L’activité viticole a du mal à se remettre de la crise du phylloxéra. Les vins à base de sucre de betterave furent une alternative à la consommation de vin lors de celle-ci. Ces vins subsistèrent dans les nouvelles habitudes de consommation des Français, notamment durant les années 1890 et ce en dépit de la loi Griffe du 14 août 1889. Cette loi énonce clairement que ne sont considérées comme vin seulement les boissons alcoolisées à base de raisin. De plus, d’autres éléments engendrent une concurrence avec des vins « falsifiés ». Le comité consultatif d’hygiène publique constitué auprès du Ministère de l’Industrie et du Commerce distingue le plâtrage, des vins de raisins secs. Les techniques de coloration du vin, répandues au XVIIIe siècle connaissaient un essor dans le dernier quart du XIXe siècle. La coloration permet de faire face à l’insuffisance de l’offre. Outre cela, on s’aide des mutations techniques du siècle pour accélérer la fermentation ou encore permettre « une tenue » au vin. La falsification du vin se place ainsi au carrefour des intérêts pour les vignerons et l’Etat fait placarder des affiches contre la falsification et le vin fait de betterave (illustration en annexe tirée du musée). La « crise » du petit vigneron crée des préoccupations, on passe des formes d’intervention fiscales traditionnelles à la mise en place d’une Sozialpolitik.

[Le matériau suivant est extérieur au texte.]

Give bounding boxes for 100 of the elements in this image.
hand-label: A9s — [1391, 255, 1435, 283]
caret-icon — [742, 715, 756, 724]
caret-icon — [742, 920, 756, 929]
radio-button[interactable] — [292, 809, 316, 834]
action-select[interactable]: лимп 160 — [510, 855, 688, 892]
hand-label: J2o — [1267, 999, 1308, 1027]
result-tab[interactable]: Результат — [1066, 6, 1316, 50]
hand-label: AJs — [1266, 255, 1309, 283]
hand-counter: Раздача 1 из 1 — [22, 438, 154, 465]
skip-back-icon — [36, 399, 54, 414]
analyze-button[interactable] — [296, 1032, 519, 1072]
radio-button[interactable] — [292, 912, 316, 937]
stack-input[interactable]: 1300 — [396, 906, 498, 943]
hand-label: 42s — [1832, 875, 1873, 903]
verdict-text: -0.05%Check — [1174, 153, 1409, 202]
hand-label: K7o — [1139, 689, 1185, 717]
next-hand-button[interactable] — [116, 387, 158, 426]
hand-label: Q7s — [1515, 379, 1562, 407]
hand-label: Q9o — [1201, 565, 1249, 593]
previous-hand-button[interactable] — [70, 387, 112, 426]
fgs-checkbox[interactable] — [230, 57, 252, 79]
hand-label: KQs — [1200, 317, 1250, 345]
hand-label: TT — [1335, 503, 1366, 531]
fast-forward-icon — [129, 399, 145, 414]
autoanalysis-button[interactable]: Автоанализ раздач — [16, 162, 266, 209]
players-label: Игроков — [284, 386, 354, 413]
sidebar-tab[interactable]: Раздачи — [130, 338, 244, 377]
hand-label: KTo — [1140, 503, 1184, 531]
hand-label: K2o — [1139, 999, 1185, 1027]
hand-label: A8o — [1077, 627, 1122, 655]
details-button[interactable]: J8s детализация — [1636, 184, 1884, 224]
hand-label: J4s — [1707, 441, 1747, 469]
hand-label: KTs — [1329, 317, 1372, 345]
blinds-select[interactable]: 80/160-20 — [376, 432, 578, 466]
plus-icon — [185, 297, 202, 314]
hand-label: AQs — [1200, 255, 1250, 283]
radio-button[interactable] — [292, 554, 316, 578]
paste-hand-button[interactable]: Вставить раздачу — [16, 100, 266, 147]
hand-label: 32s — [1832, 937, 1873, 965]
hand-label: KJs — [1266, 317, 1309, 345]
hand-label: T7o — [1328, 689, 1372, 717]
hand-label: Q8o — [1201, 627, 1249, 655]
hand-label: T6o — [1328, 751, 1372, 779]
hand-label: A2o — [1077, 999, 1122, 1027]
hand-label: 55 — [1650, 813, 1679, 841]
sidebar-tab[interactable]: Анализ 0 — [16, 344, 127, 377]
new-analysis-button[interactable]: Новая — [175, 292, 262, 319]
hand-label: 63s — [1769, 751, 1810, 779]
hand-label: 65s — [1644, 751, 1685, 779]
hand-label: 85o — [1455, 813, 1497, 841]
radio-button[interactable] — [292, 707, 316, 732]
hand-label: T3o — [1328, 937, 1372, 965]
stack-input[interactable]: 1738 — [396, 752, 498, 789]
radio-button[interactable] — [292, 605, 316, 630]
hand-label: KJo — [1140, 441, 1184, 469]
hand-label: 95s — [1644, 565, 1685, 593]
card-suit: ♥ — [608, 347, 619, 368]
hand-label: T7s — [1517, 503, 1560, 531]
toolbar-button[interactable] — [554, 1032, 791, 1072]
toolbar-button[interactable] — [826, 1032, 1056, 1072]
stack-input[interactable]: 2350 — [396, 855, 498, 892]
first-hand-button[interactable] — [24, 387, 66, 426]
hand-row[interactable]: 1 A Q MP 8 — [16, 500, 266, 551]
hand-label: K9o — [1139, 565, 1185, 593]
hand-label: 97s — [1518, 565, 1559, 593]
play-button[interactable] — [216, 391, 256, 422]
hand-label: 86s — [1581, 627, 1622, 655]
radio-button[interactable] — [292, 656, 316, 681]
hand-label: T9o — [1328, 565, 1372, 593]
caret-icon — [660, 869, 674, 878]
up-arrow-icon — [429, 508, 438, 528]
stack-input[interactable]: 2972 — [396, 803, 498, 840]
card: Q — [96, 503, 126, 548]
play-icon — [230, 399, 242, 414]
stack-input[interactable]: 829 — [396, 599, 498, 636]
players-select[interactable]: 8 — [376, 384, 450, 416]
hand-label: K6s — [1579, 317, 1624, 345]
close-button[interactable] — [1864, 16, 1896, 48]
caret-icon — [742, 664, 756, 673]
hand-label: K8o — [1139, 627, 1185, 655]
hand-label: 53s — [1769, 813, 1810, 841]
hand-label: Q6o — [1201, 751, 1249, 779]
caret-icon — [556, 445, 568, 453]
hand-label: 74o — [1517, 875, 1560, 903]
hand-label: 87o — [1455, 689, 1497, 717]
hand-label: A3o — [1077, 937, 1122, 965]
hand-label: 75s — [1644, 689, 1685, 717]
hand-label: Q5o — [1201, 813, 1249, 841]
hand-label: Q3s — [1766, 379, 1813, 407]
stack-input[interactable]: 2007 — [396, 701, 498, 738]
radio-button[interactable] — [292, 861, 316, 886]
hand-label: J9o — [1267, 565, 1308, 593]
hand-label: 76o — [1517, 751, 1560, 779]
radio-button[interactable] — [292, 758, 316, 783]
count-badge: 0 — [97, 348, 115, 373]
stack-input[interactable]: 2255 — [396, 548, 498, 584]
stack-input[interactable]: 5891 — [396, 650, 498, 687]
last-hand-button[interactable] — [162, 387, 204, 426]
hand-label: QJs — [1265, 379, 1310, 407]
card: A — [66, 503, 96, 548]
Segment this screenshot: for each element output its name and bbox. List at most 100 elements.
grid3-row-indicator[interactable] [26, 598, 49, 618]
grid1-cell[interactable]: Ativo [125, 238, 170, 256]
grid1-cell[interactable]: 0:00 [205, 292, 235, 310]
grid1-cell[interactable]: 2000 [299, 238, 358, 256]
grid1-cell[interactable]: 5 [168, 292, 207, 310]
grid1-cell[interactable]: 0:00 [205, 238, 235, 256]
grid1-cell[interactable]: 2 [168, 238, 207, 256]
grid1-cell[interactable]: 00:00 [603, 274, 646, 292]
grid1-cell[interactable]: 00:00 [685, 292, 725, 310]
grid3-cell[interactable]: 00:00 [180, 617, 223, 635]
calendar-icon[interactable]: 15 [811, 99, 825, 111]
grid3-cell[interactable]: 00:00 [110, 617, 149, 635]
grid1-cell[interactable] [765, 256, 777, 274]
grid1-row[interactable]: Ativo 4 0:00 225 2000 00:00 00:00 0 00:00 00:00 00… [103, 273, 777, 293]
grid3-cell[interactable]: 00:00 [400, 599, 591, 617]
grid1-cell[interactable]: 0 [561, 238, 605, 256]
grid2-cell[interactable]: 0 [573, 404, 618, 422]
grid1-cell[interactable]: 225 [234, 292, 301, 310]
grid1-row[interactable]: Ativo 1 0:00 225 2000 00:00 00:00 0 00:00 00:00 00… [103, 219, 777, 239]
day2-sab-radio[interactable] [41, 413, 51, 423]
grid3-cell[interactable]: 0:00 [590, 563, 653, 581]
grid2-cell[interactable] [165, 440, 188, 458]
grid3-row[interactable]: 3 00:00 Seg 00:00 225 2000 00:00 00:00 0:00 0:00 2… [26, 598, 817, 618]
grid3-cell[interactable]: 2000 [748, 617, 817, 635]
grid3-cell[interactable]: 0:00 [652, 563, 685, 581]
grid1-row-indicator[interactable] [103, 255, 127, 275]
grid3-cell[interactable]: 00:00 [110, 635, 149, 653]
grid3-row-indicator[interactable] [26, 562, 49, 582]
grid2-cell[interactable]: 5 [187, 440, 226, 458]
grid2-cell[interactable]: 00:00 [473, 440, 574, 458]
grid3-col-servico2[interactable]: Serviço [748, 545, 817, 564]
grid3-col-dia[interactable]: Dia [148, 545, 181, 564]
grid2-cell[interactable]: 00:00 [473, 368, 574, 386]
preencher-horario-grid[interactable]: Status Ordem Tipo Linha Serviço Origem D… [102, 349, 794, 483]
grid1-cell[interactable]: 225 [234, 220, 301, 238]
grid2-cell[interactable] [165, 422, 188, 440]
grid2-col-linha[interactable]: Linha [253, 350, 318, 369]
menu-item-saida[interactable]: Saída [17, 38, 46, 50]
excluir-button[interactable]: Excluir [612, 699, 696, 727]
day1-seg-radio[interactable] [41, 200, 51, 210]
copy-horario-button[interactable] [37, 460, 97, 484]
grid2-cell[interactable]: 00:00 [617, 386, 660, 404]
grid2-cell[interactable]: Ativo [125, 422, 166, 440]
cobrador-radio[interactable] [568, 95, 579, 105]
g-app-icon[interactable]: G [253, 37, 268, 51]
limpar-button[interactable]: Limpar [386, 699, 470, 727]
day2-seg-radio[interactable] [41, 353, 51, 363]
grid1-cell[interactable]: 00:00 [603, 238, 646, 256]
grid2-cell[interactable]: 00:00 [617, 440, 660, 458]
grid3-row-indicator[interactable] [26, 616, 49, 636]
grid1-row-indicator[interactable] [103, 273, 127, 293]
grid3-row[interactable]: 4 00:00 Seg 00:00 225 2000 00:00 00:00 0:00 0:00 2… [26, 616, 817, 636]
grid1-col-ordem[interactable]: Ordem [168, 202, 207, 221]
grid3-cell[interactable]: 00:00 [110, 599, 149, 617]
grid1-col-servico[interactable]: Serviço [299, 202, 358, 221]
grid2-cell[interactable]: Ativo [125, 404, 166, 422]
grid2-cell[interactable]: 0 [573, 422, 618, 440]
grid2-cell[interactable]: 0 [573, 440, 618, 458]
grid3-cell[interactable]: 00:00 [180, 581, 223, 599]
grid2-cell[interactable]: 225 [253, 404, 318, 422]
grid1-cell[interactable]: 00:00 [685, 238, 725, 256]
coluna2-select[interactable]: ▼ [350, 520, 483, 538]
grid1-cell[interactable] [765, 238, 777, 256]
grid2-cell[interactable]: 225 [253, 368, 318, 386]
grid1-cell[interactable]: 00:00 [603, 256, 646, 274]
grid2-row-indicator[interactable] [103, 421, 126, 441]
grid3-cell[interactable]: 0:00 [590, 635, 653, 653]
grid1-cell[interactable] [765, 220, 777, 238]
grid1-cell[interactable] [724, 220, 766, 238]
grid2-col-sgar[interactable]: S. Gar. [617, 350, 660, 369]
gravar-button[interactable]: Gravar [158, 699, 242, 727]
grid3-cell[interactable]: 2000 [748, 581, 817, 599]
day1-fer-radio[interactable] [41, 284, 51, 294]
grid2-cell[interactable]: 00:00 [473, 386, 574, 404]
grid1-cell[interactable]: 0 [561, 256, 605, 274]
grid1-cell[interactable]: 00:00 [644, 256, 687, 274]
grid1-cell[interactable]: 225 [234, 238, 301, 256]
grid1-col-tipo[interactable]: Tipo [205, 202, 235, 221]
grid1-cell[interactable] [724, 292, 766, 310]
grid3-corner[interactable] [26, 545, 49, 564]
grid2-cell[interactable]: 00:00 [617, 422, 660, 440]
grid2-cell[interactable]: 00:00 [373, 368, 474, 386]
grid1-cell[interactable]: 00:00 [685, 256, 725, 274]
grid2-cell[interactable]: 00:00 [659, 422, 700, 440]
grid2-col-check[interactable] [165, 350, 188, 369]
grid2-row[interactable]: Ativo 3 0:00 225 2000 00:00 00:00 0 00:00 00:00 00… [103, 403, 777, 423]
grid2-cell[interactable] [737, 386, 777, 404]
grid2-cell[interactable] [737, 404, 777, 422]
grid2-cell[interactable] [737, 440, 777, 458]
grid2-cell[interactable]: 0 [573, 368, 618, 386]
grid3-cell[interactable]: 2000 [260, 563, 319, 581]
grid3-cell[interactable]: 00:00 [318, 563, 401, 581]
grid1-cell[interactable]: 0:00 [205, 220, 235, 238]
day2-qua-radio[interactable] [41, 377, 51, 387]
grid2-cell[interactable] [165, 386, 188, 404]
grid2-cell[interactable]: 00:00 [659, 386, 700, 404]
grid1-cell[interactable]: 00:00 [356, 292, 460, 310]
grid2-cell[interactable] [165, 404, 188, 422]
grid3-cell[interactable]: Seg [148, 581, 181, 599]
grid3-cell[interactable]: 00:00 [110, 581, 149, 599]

Cependant, en plus d’une concurrence avec ces vins, de nouvelles concurrences ont mis mal à l’aise le vignoble français (et par conséquent le vignoble gaillacois également). En effet, les concurrences espagnole, italienne et algérienne (moins taxées), vont amplifier l’effet des vins falsifiés. Afin de contourner la réglementation, les vins avec du sucre de betterave sont utilisés comme étant des traitements médicaux. L’activité viticole française connaît donc en raison de ces concurrences une grave crise que l’on peut qualifier d’ouvrière. Il éclate un peu partout en France des grèves et notamment dans le Sud-Ouest. Dans le Tarn, la surproduction éclate davantage à Gaillac que dans les autres villes départementales. C’est ce que l’on appelle dans l’historiographie, la «crise des vignerons». Durant trois ans, soit de 1904 à 1907, cette crise commença dans les vignobles bordelais et se diffusa à l’ensemble du Sud-Ouest puis, plus singulièrement, au sein du vignoble de Gaillac.
Au niveau régional, les manifestations atteignent leur paroxysme lors de l’été 1907, les vignerons grévistes revendiquent une réglementation de la fraude et une protection plus importante des vins français. Les manifestations les plus importantes se font à Béziers, à Montpellier et à Narbonne. C’est à Montpellier qu’a lieu la manifestation la plus importante, réunissant environ 500 000 personnes. Les manifestants sont soutenus par le maire socialiste de Narbonne, mais aussi par l’ensemble des classes sociales de la ville. Le Midi est alors militairement occupé pour maintenir les grévistes, la plupart des dirigeants grévistes sont emprisonnés. De plus, des débordements aboutissent à des fusillades faisant six victimes. La crise est finalement résolue par le vote de deux lois, le 29 juin et le 15 juillet 1907, elles améliorent entre autre la réglementation du sucrage. De plus, elles imposent une déclaration des récoltes pour lutter contre les fraudes. Nous constatons en France une hausse de la production. Elle est estimée à plus de 95% dans les années 1905-1906. La surproduction cristallisa les marchés. Cette surproduction avait pour but de sortir de la crise du phylloxéra, en plantant de nouveaux pieds. De plus, le Gaillacois connaît une augmentation des spécialisations dans la viticulture. Néanmoins, la surproduction n’est pas présente dans toutes les régions voisines du gaillacois (recul dans l’albigeois et à Castres).
La compagnie ferroviaire aide à lutter contre le phylloxéra, étant elle-même touchée par la baisse de ces usagers. Elle offre à ses usagers des pulvérisateurs à soufre, et facilite l’importation des vins étrangers. Or, cela engagea de nouveaux frais en plus du manque à gagner généré par la crise. Les créanciers hésitèrent donc à prêter de l’argent devant l’insécurité du remboursement. Le vignoble souffre d’une crise sociale et d’une crise financière qui aboutirent à la fin des capitaux notables. Ils se détournèrent de l’agriculture et plus particulièrement de la viticulture, qui perd de sa superbe au profit des friches. L’incertitude domine les rapports économiques dans le dernier quart du siècle.